Hey pessoal, tudo bem?

Quem leu minha resenha de A Caçada dos Elfos - AQUI - sabe o quanto fiquei maravilhado por essa série e o quão triste fiquei em saber que ela não é tão conhecida por vocês. É por isso que trago então a resenha do segundo volume da série e espero conseguir então angariar mais adeptos à causa dos Albos e Mandred, o Jarl.













A Rainha dos Elfos fechou todos os portais que conduzem ao Outro Mundo para proteger seu reinado. Mandred nunca mais voltará a rever seus semelhantes, e Farodin e Nuramon temem que jamais encontrarão um caminho para o Mundo Partido, o lugar de exílio de Noroelle.

Após os acontecimentos de A Caçada dos Elfos, Mandred, Farodin e Nuramon estão em busca da salvação de Noroelle, a elfa que foi enganada por uma criatura vil e sem escrúpulos e como consequência foi banida do mundo dos Albos. Contudo, não será fácil se rebelar contra a Rainha Emerelle e embarcar em uma aventura por vários mundos para conseguir reunir os pedaços da única salvação possível para a filha de Albos. Aventuras pelas areias vermelhas, estudos na biblioteca que reúne o maior saber de todos os tempos e o reino de humanos e trolls, são os cenários por onde nosso protagonista tecem seus atos heroicos cujo objetivo final é a salvação de um grande amor.

Deserto de Valemas
"- O que você não vê ainda assim pode acontecer, Alwerich. Só quando aquilo que você vê não acontecer é que deve começar a se preocupar. Agora diga..."
Pág. 260

Quando eu achava que uma escrita que beirava a perfeição não conseguiria ficar melhor, vem o Tio Hennen e me prova o contrário. Sua narrativa está mais envolvente que nunca e seus personagens que antes já eram mais do que cativantes, hoje estão beirando conquistar a mais fiel amizade com o leitor - sim, sou desses que trata personagem como se fossem pessoas do meu convívio diário.

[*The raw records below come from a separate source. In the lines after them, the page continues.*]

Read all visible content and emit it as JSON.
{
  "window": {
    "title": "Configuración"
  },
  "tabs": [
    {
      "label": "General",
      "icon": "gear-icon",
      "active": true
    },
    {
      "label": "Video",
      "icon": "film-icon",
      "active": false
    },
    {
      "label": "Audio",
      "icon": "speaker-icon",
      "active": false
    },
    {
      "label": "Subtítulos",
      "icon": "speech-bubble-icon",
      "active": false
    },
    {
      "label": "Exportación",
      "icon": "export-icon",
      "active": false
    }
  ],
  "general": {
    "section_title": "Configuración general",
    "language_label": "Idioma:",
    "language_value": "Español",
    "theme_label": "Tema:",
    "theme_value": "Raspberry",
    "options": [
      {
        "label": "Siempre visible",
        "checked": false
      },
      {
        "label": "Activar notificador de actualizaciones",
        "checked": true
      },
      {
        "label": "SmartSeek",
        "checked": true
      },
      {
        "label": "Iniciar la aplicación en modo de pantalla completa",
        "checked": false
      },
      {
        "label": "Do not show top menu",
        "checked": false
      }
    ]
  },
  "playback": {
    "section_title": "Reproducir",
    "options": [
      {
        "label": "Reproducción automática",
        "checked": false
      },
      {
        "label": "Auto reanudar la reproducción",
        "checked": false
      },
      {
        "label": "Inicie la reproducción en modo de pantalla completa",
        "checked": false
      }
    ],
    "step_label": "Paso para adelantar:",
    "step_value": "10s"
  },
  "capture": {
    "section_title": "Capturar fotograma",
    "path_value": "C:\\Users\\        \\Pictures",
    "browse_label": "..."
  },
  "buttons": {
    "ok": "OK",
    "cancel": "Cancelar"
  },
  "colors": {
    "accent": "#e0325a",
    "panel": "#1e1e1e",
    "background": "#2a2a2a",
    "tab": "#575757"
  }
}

Seus diálogos estão mais dinâmicos e em várias partes eles nos colocam para refletir sobre coisas que muitas vezes não paramos para pensar, como é o caso da citação acima. 

Temos como personagens principais os mesmos do livro anterior, quais sejam, Mandred, Nuramon e Farodin, sendo o primeiro filho de humanos e os demais, filho de Albos - nome dado aos elfos. Em várias partes do livro temos a presença dos mais diversos personagens sendo também variadas suas raças e locais de habitação, como os Trolls que moram em uma ilha própria e os Elfos de Valemas, que moram em "seu" deserto particular. Gostei também dos Guardiões do Saber que habitam a biblioteca de Iskendria, apesar de ainda achar Aigilaos o mais legal de todos os centauros.

Palácio de Firnstayn após a era de Alfadas

"- Você não gostaria de agarrar a imortalidade pela cauda, Mandred? Sua história ainda será lida mesmo bem depois de você virar pó. Você não deveria esconder o seu ouro, Mandred. Quem alguma vez já ouviu que dois elfos como Farodin e Nuramon tenha escolhido um humano como você para ser seu companheiro?"
Pág. 155

Nessa história o autor comete o mesmo erro que cometeu em ACdE, qual seja, o de fazer passagens temporais muito grandes, algo em torno de 60/70 anos para mais. A exemplo temos a cidade de Firnstayn que, quando deixada por Mandred no inicio da aventura, não passava de um vilarejo e hoje é a sede de todo o reino com suas construções magnificas e campos verdejantes. Fora esse aspecto, a história em si é envolvente e muito bem descrita. 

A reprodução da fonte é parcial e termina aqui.